Introduction Hepatitis B virus (HBV) infection is an endemic in many Asian countries, and among the major routes of transmission, transfusion is the one that should be prevented. Occult HBV infection (OBI) is defined as the presence of HBV DNA in the absence of detectable HBsAg, with or without anti-HBV antibodies. The aim of this study was to detect the prevalence of anti-HBc total antibodies among the HB surface antigen (HBsAg) negative individuals by way of enzyme-linked immunosorbent assay (ELISA), and detect the presence of HBV DNA among the anti-HBc seropositives by polymerase chain reaction (PCR). Anti-HBs among the HBV DNA positives were also found out by enzyme-linked fluorescent assay (ELFA).

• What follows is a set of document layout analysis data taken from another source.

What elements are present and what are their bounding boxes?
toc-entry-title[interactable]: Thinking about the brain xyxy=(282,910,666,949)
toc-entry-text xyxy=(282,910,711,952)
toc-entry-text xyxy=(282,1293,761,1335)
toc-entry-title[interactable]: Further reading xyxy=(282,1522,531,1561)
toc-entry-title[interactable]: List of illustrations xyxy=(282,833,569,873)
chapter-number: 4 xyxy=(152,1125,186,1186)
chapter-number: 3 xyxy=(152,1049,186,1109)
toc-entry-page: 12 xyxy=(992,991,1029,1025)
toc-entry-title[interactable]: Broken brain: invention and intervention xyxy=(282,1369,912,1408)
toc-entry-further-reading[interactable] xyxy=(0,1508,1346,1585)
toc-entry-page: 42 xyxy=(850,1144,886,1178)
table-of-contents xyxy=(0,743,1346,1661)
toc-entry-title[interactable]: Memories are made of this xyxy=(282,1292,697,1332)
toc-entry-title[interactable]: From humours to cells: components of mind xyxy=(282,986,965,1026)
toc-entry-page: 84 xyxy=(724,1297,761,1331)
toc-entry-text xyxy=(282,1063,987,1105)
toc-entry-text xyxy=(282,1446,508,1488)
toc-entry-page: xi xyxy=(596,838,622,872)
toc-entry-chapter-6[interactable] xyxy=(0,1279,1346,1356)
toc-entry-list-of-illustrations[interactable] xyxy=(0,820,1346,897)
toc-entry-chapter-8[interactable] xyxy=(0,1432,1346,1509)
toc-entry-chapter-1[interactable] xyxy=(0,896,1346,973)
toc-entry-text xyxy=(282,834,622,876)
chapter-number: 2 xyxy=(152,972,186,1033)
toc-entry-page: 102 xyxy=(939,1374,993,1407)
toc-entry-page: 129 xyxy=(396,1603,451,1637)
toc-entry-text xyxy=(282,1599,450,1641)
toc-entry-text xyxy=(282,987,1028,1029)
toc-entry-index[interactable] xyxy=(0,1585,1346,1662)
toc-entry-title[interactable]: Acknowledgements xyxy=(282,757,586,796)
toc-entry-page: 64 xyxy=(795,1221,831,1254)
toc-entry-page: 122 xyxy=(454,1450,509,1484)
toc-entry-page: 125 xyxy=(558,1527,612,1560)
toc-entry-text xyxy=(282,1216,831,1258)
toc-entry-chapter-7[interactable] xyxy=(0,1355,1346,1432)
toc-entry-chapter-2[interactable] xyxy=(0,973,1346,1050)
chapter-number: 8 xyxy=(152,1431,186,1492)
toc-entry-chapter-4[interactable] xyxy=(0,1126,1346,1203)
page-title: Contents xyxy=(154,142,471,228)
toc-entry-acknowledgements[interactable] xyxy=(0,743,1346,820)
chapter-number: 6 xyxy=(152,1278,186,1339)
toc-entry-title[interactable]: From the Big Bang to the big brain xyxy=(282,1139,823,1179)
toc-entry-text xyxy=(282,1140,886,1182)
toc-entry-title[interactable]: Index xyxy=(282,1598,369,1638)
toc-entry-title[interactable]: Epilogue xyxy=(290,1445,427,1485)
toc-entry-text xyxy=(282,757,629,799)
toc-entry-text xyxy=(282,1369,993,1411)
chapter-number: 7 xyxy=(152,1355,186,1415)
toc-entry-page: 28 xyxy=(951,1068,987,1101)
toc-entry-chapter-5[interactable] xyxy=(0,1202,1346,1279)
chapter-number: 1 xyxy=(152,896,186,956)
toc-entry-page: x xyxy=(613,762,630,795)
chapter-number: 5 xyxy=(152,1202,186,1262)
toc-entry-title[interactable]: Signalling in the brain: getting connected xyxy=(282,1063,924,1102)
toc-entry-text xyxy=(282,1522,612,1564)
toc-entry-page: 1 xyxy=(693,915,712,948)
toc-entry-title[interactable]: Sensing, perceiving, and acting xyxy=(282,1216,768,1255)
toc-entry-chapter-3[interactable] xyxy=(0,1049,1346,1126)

Materials and Methods A total of 910 serum samples was subjected to initial screening for HBsAg by MERILISA HBsAg ELISA kits. The anti-HB core (HBc) total antibody titer was evaluated using MONOLISA ELISA (Biorad) kits. If found negative, the samples were discarded. If found positive, the samples underwent HBV DNA testing by nested PCR. Antibody to hepatitis B surface antigen (anti-HBs) was calculated among the DNA positives by ELFA.
Results A total of 133 samples were positive for anti-HBC total antibody, resulting in an overall prevalence of 14.6%. Overall prevalence of HBV DNA among the anti-HBc seropositives was 2.2%.
Conclusion Among the three HBV DNA positive patients, two belonged to the preoperative screening group, which is an alarming situation. Screening of blood for HBsAg has reduced the incidence of posttransfusion hepatitis, but HBV still remains the major source of transfusion transmitted infection in India.